Improving precision error in model parallel setting

Code:

model0 = nn.Linear(10, 10)
model1 = nn.Linear(10, 10)
model2 = nn.Linear(10, 10)
model3 = nn.Linear(10, 10)
input = torch.rand(128 ,10)
output = model3(model2(model1(model0(input))))
model0.to('cuda:0')
model1.to('cuda:1')
model2.to('cuda:2')
model3.to('cuda:3')
pred = model3(model2(model1(model0(input.to('cuda:0')).to('cuda:1')).to('cuda:2')).to('cuda:3')).cpu()
assert torch.allclose(output, pred) # Return False

How to fix this test?
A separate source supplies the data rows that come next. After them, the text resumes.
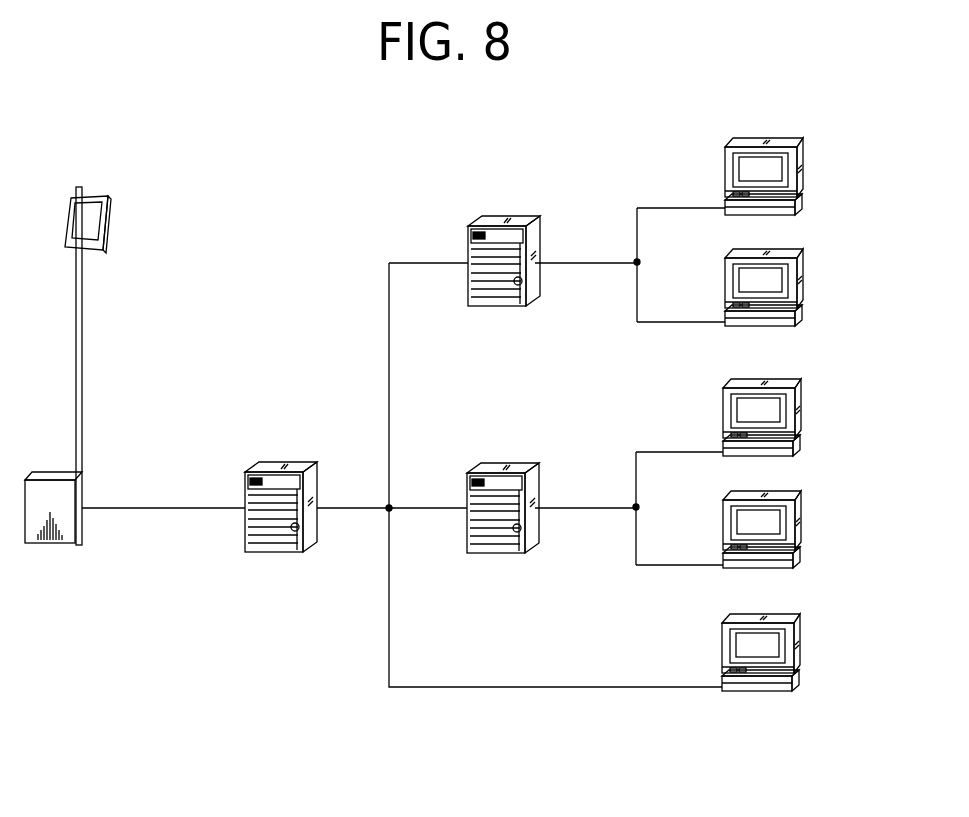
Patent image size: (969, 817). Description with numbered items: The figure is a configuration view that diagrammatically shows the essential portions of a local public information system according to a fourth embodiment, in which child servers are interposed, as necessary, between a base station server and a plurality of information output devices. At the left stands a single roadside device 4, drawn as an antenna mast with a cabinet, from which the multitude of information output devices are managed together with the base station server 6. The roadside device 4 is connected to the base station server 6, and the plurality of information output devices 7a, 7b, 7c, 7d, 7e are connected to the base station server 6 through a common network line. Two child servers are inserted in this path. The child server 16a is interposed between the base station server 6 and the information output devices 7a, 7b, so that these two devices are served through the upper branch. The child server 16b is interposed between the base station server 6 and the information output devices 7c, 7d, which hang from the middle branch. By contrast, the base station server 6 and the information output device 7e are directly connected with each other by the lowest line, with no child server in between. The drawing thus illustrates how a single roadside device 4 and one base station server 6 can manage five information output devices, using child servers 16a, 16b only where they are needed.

The roadside device 4 is at (48, 545).
The base station server 6 is at (274, 552).
The child server 16a is at (496, 305).
The child server 16b is at (495, 552).
The information output device 7a is at (803, 157).
The information output device 7b is at (803, 268).
The information output device 7c is at (801, 398).
The information output device 7d is at (801, 510).
The information output device 7e is at (800, 633).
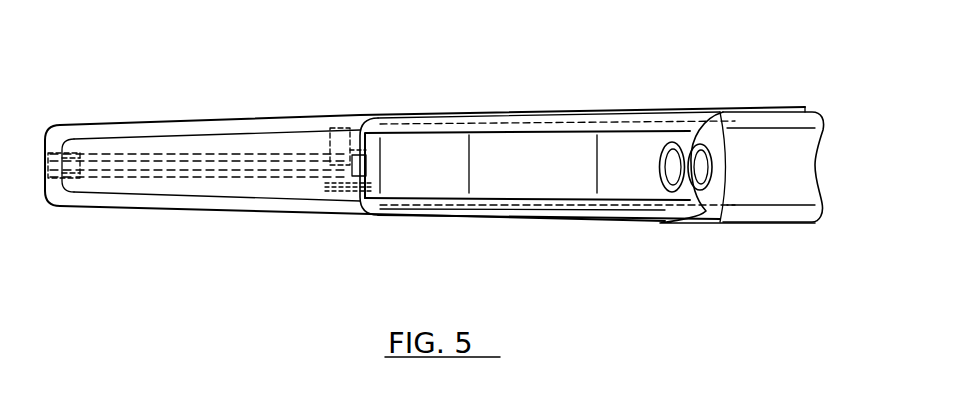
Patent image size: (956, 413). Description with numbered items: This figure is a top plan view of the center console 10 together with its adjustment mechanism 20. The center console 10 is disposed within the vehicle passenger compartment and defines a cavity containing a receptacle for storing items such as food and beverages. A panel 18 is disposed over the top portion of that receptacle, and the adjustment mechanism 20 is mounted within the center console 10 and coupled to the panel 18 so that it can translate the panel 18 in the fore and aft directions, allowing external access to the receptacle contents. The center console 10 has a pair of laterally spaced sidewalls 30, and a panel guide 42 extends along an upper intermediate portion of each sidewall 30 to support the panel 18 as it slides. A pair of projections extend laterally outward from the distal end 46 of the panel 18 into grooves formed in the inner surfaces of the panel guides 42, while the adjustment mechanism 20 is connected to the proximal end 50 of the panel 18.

The center console 10 is at (196, 76).
The panel 18 is at (555, 180).
The adjustment mechanism 20 is at (282, 180).
The sidewall 30 is at (486, 113).
The panel guide 42 is at (534, 122).
The distal end 46 is at (628, 152).
The proximal end 50 is at (370, 162).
The maximum difference between output and pred is just 6.3330e-08 so that the implementation is not wrong but some system issue, I think.

Is there any possible option to make this thing right?

I don’t want to lose precision accuracy so that adding atoi=1e-7 to torch.allclose is not I want.

Thanks,

This small difference is most likely a result of the limited floating point precision, which can be seen e.g. by changing the order of operations:

x = torch.randn(10, 10, 10)
sum1 = x.sum()
sum2 = x.sum(0).sum(0).sum(0)

print(sum1 - sum2)
> tensor(-3.8147e-06)

Avoiding these differences is especially hard (or impossible) using different hardware.
What is your current setup, i.e. which GPUs are you using?

Wow… your testcase makes me creepy…
Thanks, though. I’m using 4 Titan Xp and I just increase the atol to 1e-7 to make my testcase work.
Is there any technical paper that the cascaded precision error incurs the performance degeneration in machine learning?

Not that I’m aware of and usually you should consider in your calculations the limited floating point precision. I.e. if you current use case needs more precision, you would have to use float64, which increases the precision (but is still limited).

1 Like